Rome’s historic Jewish quarter is a hub of lively celebrations during the Festival of Lights. Every year in Piazza Barberini, a 20-foot-tall menorah is lit each night throughout the eight-night observance. Locals love the ceremony not only for its religious significance, but for the big finale — at the end of Hanukkah, the streets flood with people enjoying food, drinks, music, and plenty of dancing. (There is also a smaller menorah lighting at Piazza Bologna for those who wish to observe the holiday in more relative peace and quiet). Romans also enjoy a local take on fried traditional Jewish delicacies throughout the week, including fritters with olive oil, anise, dried fruits, and honey.
San Antonio, Texas
A Hanukkah celebration would feel incomplete without a menorah-lighting ceremony, but in San Antonio, they do things a little differently. Since 1998, the city has celebrated the Festival of Lights with a boat parade through the San Antonio River called Chanukah on the River, one of the largest Jewish celebrations in Texas.
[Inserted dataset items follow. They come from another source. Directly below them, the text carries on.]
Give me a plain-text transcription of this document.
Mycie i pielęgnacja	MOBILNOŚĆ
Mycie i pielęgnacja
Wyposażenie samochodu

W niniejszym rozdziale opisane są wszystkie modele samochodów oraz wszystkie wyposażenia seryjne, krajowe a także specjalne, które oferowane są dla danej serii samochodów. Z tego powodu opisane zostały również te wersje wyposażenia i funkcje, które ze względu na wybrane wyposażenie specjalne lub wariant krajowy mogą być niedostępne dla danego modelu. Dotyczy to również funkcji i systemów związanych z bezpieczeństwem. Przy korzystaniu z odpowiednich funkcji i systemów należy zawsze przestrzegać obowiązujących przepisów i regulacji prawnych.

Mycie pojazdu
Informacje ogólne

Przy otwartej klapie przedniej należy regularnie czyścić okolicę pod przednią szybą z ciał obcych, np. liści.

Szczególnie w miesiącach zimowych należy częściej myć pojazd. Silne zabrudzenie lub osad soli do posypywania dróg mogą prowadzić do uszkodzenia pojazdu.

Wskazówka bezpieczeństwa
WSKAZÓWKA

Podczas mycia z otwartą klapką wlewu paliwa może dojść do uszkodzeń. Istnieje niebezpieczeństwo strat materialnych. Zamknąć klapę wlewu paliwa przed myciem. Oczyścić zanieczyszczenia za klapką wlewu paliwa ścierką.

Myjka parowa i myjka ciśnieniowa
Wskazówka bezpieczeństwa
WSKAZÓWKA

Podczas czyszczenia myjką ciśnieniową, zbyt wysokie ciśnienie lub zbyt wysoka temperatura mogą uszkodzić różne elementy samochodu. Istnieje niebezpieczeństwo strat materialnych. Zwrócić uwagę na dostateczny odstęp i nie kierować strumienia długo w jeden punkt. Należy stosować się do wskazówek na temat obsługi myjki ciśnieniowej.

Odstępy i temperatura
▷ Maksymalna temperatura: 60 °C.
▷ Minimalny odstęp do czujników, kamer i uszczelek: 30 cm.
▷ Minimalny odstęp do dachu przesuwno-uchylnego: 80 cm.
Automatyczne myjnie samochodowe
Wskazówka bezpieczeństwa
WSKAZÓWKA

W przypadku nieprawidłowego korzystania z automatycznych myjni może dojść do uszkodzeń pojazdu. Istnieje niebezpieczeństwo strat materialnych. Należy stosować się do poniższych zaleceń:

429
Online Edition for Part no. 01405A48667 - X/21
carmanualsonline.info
Fellow revelers take it all in from the famed River Walk, a beautiful city park that sits one story beneath the main streets, as boats deliver live, interactive entertainment from the water. When you’re ready to settle into a more traditional take on the holiday, San Antonio’s cultural and dining hotspot, known as Pearl, hosts a nightly public menorah lighting.
San Francisco, California
You can thank San Francisco for bringing the tradition of lighting giant public menorahs to America. The first event here was the brainchild of Rabbi Chaim Itche Drizin, who long worked to build local prominence for the Jewish community, together with famous rock 'n' roll concert promoter (and Holocaust survivor) Bill Graham, who used his connections to pull off the idea. In 1975, more than 1,000 Jewish revelers gathered in Union Square to witness the occasion — today, of course, giant menorahs are part of celebrations around the world. The tradition continues to burn bright in San Francisco, where the season kicks off with a big celebration during the lighting of the 25-foot-tall candelabra.
Tel Aviv, Israel
Israel’s central role in Hanukkah’s history means that Tel Aviv is yet another great place (besides Jerusalem) in the country to observe the holiday. The public menorah lighting at Independence Park, overlooking Hilton Beach, is one of the biggest and best ways to celebrate the Festival of Lights with the community. The city is also known for its creative and colorful depictions of the traditional menorah — interpretations over the years have included 28-foot-tall aerial platforms lit up like rainbows, a giant floating electric candle display looking over the city’s Port (courtesy of the Israel Electric Company), and abstract art installations as part of the Nightlight Festival. Because Hanukkah is a public holiday in Israel, kids are out of school for the week, and there are several options for keeping them busy, including the Tel Aviv Museum of Art’s creative programming for little ones.